Portraits by Jared Soares
In October of 2014, 15-year-old Megan Walker visited UConn’s campus for the very first time. She was in town for “UConn Basketball First Night,” which is the school’s annual kick-off celebration to the hoops season. A player from the basketball team was serving as her hostess that weekend, taking the HS sophomore around campus and giving her a glimpse into what life is like there as a member of the legendary women’s program.
“Stewie was my host when I visited the first time,” says Walker, referring to WNBA rising star and Seattle Storm forward Breanna Stewart, who was a junior at UConn during the 2014 visit. “It was kind of crazy, but you can’t act like you’re star-struck. She said it’s going to be tough as a freshman. So she said, ‘Just listen and take everything in that Coach tells you—don’t deviate.’”
Little did young Megan know that just a few years later she’d be arriving to Storrs with almost identical expectations as her hostess once did. Just like Stewart did in 2012, Walker is setting foot on campus ranked as the No. 1 HS prospect in her class. Stewart claimed the Gatorade National HS Player of the Year and Naismith National HS Player of the Year awards after her senior campaign. Walker? She too claimed the same prestigious awards this spring.

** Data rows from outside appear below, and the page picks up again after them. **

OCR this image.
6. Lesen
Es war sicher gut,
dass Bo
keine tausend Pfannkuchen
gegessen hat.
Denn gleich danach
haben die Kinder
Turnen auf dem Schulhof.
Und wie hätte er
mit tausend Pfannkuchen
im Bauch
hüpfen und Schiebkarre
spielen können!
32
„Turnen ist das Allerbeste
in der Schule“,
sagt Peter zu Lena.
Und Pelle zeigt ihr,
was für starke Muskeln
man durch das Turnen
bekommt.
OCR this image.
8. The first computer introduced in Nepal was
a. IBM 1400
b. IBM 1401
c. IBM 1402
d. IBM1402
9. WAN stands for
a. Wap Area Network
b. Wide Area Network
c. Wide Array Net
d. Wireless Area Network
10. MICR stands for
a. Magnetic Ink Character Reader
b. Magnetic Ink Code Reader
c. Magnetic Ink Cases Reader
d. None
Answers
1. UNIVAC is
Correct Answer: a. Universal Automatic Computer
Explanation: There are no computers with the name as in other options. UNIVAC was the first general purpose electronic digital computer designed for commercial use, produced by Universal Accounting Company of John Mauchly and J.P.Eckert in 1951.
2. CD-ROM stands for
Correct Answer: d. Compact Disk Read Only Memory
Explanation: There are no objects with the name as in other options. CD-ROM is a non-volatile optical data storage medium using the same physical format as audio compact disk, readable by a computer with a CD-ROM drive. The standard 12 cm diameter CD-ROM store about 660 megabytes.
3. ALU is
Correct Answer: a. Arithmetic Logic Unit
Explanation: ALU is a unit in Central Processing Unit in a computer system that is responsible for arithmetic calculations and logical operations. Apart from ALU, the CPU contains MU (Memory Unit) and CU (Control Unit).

Others who claimed the Naismith award as HS seniors: The Phoenix Mercury’s Diana Taurasi, the Minnesota Lynx’s Maya Moore and the Seattle Storm’s Kaleena Mosqueda-Lewis. And then they all too went on to play at UConn later that year. That’s the elite company in which Walker, a 6-1 wing, finds herself, as she gets ready to start her own journey at Connecticut.
“It’s just an honor to be held to the standards of those other great players,” says Walker. “I feel like it just kind of sets the standard of what my career could end up being like at UConn.”
She’s arriving to campus fresh off a (fittingly) perfect 30-0 season and having led Monacan High School in West Chesterfield, VA, to state titles in the last three consecutive years. As a senior, she averaged 25.9 points, 7.6 rebounds and 3.2 steals.
Her final HS game will go down in the history books as a memorable one in the Richmond area. Walker scored her team’s last 16 points, including a game-winning shot with 15 seconds left, to erase a double-digit fourth quarter deficit and squeeze out a 60-59 nail-biting victory. She walked away with a stat-line of 35 points, 11 rebounds, 6 blocks and 5 steals.
“I hope it left a mark and legacy behind,” Walker says of the aforementioned championship game performance. “We wanted to do something that no one else had done in our school’s history. The 30-0 and the three-peat was a school record. It just meant a lot to be able to accomplish those things and leave a mark.”
UConn is clearly the pinnacle of women’s college hoops, holding the record for most National Championships with 11 titles. The program is also responsible for the two longest winning streaks in college basketball. Just this spring the Huskies’ 111-game winning streak was snapped by Mississippi State in the Final Four. The program was looking to claim its fifth consecutive national title. Despite the end of a historic run, there’s reason for optimism. Walker is part of an incoming recruiting class that features four top-30 prospects.
“What we were doing, Coach said it wasn’t normal,” Walker says in late May after arriving to campus for summer school. “So we’re here, ready to work hard and get ready for next year. We have a chance to do something special and start from scratch.”